REPUBLIKA.CO.ID, JAKARTA -- Enam mahasiswa Fakultas Hukum Universitas Lampung mengajukan permohonan uji materi Undang-Undang Nomor 3 Tahun 2022 tentang Ibu Kota Negara (UU IKN) ke Mahkamah Konstitusi (MK). Mereka menggugat Pasal 9 ayat 2 yang menyebutkan kepala otorita Ibu Kota Nusantara dipilih langsung oleh presiden setelah berkonsultasi dengan DPR.
"Kepala otorita yang tidak dipilih melalui pemilihan umum dapat menodai demokrasi lokal dalam daerah ibu kota negara, dan berpotensi terjadi penyalahgunaan kekuasaan jika terpilihnya kepala daerah bukanlah dari manifestasi suara rakyat," demikian dikutip berkas permohonan pemohon yang diakses melalui laman resmi MK, Ahad (12/6/2022).
Keenam mahasiswa itu menggugat Pasal Pasal 5 ayat 4, Pasal 9 ayat 1, dan Pasal 13 ayat 1. Bunyi pasal-pasal ini sebagai berikut:
Pasal 5 ayat 4: "Kepala Otorita Ibu Kota Nusantara merupakan kepala Pemerintah Daerah Khusus Ibu Kota Nusantara yang berkedudukan setingkat menteri, ditunjuk, diangkat, dan diberhentikan oleh Presiden setelah berkonsultasi dengan DPR."
Pasal 9 ayat 1: "Otorita Ibu Kota Nusantara dipimpin oleh Kepala Otorita Ibu Kota Nusantara dan dibantu oleh seorang Wakil Kepala Otorita Ibu Kota Nusantara yang ditunjuk, diangkat, dan diberhentikan langsung oleh Presiden setelah berkonsultasi dengan DPR."
Pasal 13 ayat 1: "Dikecualikan dari ketentuan peraturan perundang-undangan yang mengatur daerah pemilihan dalam rangka pemilihan umum, Ibu Kota Nusantara hanya melaksanakan Pemilihan Umum Presiden dan Wakil Presiden, pemilihan umum untuk memilih anggota DPR, dan pemilihan umum untuk memilih anggota DPD."
Para pemohon berpendapat, UU IKN melanggar asas kedaulatan rakyat.

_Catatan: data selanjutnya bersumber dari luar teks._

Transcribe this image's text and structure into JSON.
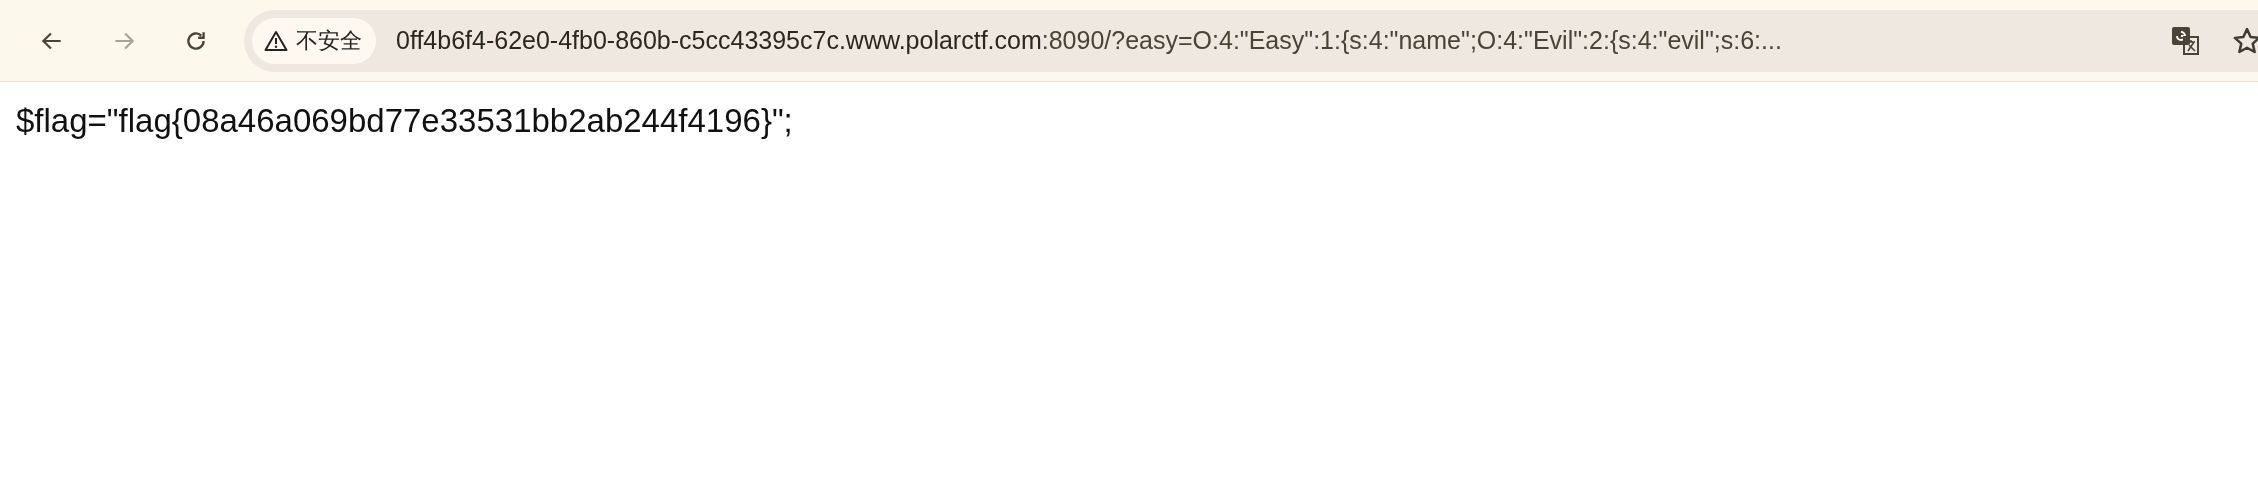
{
  "toolbar": {
    "back": {
      "disabled": false
    },
    "forward": {
      "disabled": true
    }
  },
  "address_bar": {
    "security_label": "不安全",
    "url_host": "0ff4b6f4-62e0-4fb0-860b-c5cc43395c7c.www.polarctf.com",
    "url_rest": ":8090/?easy=O:4:\"Easy\":1:{s:4:\"name\";O:4:\"Evil\":2:{s:4:\"evil\";s:6:..."
  },
  "page": {
    "text": "$flag=\"flag{08a46a069bd77e33531bb2ab244f4196}\";"
  }
}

Dalam UU IKN tidak terdapat aturan terkait DPRD, sedangkan Undang-Undang Dasar (UUD) 1945 mengamanatkan pemerintah daerah memiliki DPRD yang anggotanya dipilih dalam pemilihan umum.

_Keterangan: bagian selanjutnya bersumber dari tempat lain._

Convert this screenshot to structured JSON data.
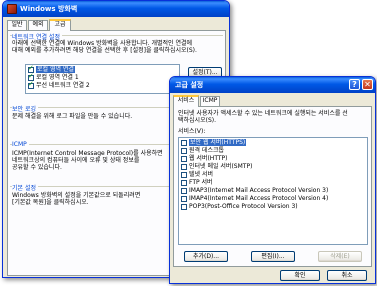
{
  "firewall_window": {
    "title": "Windows 방화벽",
    "tabs": [
      {
        "label": "일반"
      },
      {
        "label": "예외"
      },
      {
        "label": "고급"
      }
    ],
    "network": {
      "group_title": "네트워크 연결 설정",
      "desc_line1": "아래에 선택한 연결에 Windows 방화벽을 사용합니다. 개별적인 연결에",
      "desc_line2": "대해 예외를 추가하려면 해당 연결을 선택한 후 [설정]을 클릭하십시오(S).",
      "connections": [
        {
          "label": "로컬 영역 연결",
          "checked": true,
          "selected": true
        },
        {
          "label": "로컬 영역 연결 1",
          "checked": true,
          "selected": false
        },
        {
          "label": "무선 네트워크 연결 2",
          "checked": true,
          "selected": false
        }
      ],
      "settings_button": "설정(T)..."
    },
    "security_log": {
      "group_title": "보안 로깅",
      "desc": "문제 해결을 위해 로그 파일을 만들 수 있습니다."
    },
    "icmp": {
      "group_title": "ICMP",
      "desc_line1": "ICMP(Internet Control Message Protocol)를 사용하면",
      "desc_line2": "네트워크상의 컴퓨터들 사이에 오류 및 상태 정보를",
      "desc_line3": "공유할 수 있습니다."
    },
    "defaults": {
      "group_title": "기본 설정",
      "desc_line1": "Windows 방화벽의 설정을 기본값으로 되돌리려면",
      "desc_line2": "[기본값 복원]을 클릭하십시오."
    }
  },
  "advanced_dialog": {
    "title": "고급 설정",
    "help_button": "?",
    "close_button": "✕",
    "tabs": [
      {
        "label": "서비스"
      },
      {
        "label": "ICMP"
      }
    ],
    "desc_line1": "인터넷 사용자가 액세스할 수 있는 네트워크에 실행되는 서비스를 선",
    "desc_line2": "택하십시오(S).",
    "services_label": "서비스(V):",
    "services": [
      {
        "label": "보안 웹 서버(HTTPS)",
        "checked": false,
        "selected": true
      },
      {
        "label": "원격 데스크톱",
        "checked": false,
        "selected": false
      },
      {
        "label": "웹 서버(HTTP)",
        "checked": false,
        "selected": false
      },
      {
        "label": "인터넷 메일 서버(SMTP)",
        "checked": false,
        "selected": false
      },
      {
        "label": "텔넷 서버",
        "checked": false,
        "selected": false
      },
      {
        "label": "FTP 서버",
        "checked": false,
        "selected": false
      },
      {
        "label": "IMAP3(Internet Mail Access Protocol Version 3)",
        "checked": false,
        "selected": false
      },
      {
        "label": "IMAP4(Internet Mail Access Protocol Version 4)",
        "checked": false,
        "selected": false
      },
      {
        "label": "POP3(Post-Office Protocol Version 3)",
        "checked": false,
        "selected": false
      }
    ],
    "add_button": "추가(D)...",
    "edit_button": "편집(I)...",
    "delete_button": "삭제(E)",
    "ok_button": "확인",
    "cancel_button": "취소"
  },
  "colors": {
    "titlebar": "#0058e6",
    "group_title": "#0046d5",
    "selection": "#316ac5",
    "dialog_bg": "#ece9d8"
  }
}
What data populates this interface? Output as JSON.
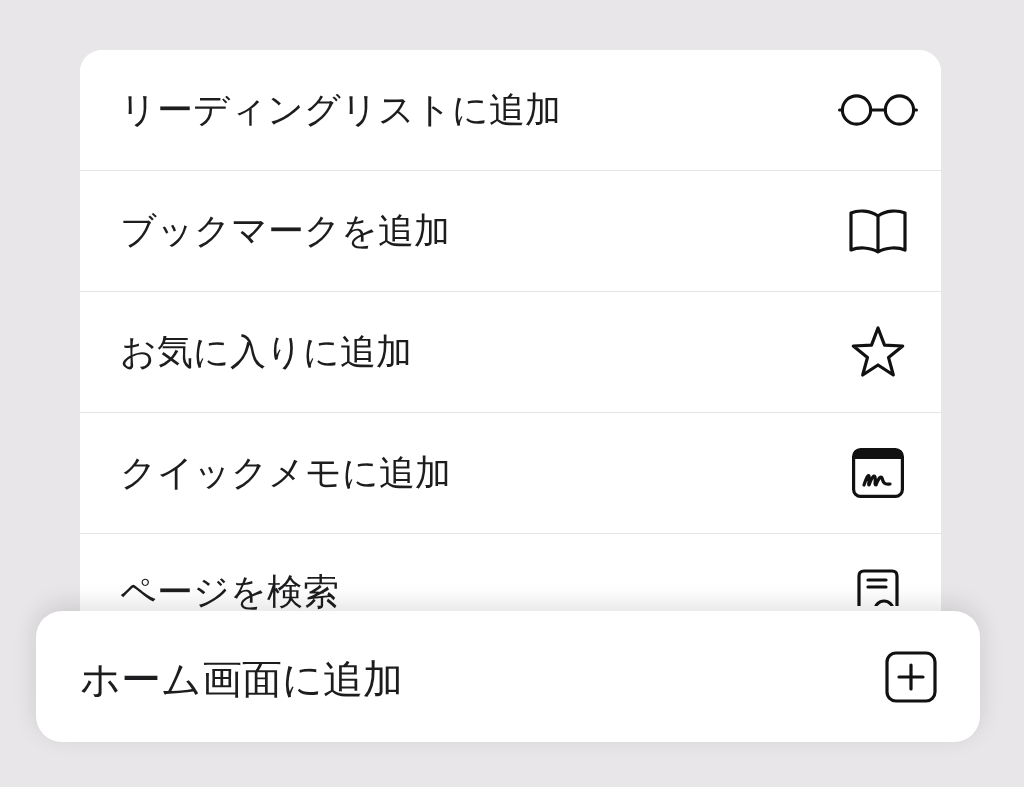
{
  "menu": {
    "items": [
      {
        "label": "リーディングリストに追加"
      },
      {
        "label": "ブックマークを追加"
      },
      {
        "label": "お気に入りに追加"
      },
      {
        "label": "クイックメモに追加"
      },
      {
        "label": "ページを検索"
      }
    ]
  },
  "home_screen_action": {
    "label": "ホーム画面に追加"
  }
}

Mereka menyangsikan tata kelola pemerintahan IKN Nusantara akan berjalan baik tanpa adanya DPRD sebagai representasi rakyat yang bertugas mengawasi setiap kebijakan eksekutif. Menurutnya, UU IKN juga melanggar asas demokrasi karena rakyat tidak dapat memilih kepala daerahnya sendiri.
Keenam mahasiswa itu berpandangan, hak setiap warga negara untuk memilih melalui pemungutan suara yang langsung, umum, bebas, rahasia, jujur, dan adil tidak dijamin oleh UU IKN. Para pemohon menilai, konstitusi Indonesia tidak mengenal pemerintahan otorita.
Mereka meragukan sistem pemerintahan otorita IKN Nusantara setelah berlakunya UU IKN telah memenuhi syarat sebagai salah satu bentuk pemerintahan daerah khusus dan istimewa. Para pemohon meminta MK menyatakan pasal-pasal yang digugat bertentangan dengan UUD 1945.
"Ketika Pemilihan Kepala Daerah ditunjuk oleh presiden atas persetujuan DPR akan mengurangi partisipasi publik terhadap Pemilu, juga akan mengurangi hak hak setiap orang yang ingin ikut dalam pemilihan tersebut, di samping akan secara langsung merenggut hak dipilih dan memilih dalam Kepala Daerah Ibu Kota Negara," kata para pemohon.